AI-driven Exploration of Topological Quantum Materials

Abstract

Topological quantum materials have emerged as promising platforms for next-generation technologies in energy, computing, and information processing. However, their exploration faces two major challenges: reliably detecting exotic topological states from experimental signals and identifying materials that balance quantum functionality with economic and environmental sustainability. In this thesis, I develop artificial intelligence (AI)-driven approaches to address both fronts.

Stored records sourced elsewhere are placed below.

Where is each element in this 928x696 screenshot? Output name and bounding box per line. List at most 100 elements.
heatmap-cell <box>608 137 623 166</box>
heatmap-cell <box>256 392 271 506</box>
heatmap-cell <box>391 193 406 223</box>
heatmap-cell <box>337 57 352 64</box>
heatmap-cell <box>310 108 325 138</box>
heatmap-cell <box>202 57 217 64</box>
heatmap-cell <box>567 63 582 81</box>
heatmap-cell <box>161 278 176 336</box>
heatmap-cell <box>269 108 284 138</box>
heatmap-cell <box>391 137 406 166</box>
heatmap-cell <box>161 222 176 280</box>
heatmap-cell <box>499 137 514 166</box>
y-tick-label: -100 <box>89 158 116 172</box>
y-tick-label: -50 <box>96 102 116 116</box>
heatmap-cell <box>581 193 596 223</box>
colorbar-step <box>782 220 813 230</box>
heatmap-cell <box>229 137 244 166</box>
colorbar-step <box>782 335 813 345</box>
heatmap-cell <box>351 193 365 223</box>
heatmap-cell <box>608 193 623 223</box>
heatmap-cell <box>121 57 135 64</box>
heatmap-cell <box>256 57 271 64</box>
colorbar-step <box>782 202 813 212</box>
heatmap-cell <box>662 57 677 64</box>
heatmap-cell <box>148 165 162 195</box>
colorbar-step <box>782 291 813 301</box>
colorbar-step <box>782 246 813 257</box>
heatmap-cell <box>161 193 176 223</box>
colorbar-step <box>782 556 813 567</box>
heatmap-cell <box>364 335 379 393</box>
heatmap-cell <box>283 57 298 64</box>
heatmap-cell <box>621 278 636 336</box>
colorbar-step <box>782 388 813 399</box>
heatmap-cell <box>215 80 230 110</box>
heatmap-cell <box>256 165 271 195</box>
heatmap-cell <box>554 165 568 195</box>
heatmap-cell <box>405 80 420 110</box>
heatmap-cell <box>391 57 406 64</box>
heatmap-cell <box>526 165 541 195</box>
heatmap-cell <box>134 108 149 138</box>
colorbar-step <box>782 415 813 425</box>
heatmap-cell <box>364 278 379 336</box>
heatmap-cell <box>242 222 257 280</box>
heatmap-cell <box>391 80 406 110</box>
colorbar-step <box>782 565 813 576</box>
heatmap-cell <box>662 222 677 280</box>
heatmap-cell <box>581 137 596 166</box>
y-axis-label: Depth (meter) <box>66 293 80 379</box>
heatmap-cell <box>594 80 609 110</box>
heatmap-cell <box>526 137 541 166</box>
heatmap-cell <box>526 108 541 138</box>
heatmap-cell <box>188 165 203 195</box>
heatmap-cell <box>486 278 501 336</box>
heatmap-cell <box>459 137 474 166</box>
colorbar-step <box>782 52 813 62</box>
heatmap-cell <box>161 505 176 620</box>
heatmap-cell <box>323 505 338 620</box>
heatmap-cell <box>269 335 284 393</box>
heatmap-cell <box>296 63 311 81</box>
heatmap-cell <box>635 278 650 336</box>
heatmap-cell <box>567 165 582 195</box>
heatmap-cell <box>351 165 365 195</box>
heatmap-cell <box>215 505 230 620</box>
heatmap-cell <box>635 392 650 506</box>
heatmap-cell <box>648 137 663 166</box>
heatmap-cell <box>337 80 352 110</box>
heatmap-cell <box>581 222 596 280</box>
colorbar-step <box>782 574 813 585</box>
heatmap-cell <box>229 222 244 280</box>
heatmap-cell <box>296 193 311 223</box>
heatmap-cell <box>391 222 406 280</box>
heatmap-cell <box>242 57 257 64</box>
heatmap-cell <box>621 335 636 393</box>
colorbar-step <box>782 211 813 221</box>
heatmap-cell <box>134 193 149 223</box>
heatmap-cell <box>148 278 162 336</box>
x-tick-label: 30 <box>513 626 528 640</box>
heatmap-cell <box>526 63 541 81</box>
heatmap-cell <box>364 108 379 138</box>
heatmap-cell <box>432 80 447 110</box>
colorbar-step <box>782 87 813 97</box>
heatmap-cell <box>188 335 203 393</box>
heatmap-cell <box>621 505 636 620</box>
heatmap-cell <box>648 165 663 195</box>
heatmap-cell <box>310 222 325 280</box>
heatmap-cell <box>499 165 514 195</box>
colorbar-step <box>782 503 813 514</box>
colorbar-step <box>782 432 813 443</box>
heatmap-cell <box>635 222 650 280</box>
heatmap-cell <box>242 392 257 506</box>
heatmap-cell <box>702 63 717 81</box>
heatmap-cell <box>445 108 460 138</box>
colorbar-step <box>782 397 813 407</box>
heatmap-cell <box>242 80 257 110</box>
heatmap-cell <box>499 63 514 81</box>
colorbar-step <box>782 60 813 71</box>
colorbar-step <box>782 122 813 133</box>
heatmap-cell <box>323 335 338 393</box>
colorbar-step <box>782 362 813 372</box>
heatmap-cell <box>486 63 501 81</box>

First, I introduce a machine learning framework that distinguishes Majorana zero modes (MZMs) from spurious zero bias peaks in scanning tunneling spectroscopy, integrating quantum transport simulations, topological data analysis, and deep learning to achieve robust classification even in noisy experimental regimes. Second, I establish a data-driven methodology to screen over 16,000 topological materials by combining thermodynamic stability, supply-chain resilience, toxicity, and environmental footprint with the quantum weight, an AI-predicted metric quantifying electronic quantumness. The analysis uncovers a striking correlation between enhanced quantum behavior and increased sustainability costs, and identifies a small set of viable candidates that optimize both. Together, these efforts demonstrate how AI can bridge the gap between theoretical prediction, experimental verification, and sustainable design of topological quantum materials, charting a pathway toward their scalable deployment in future quantum and energy technologies.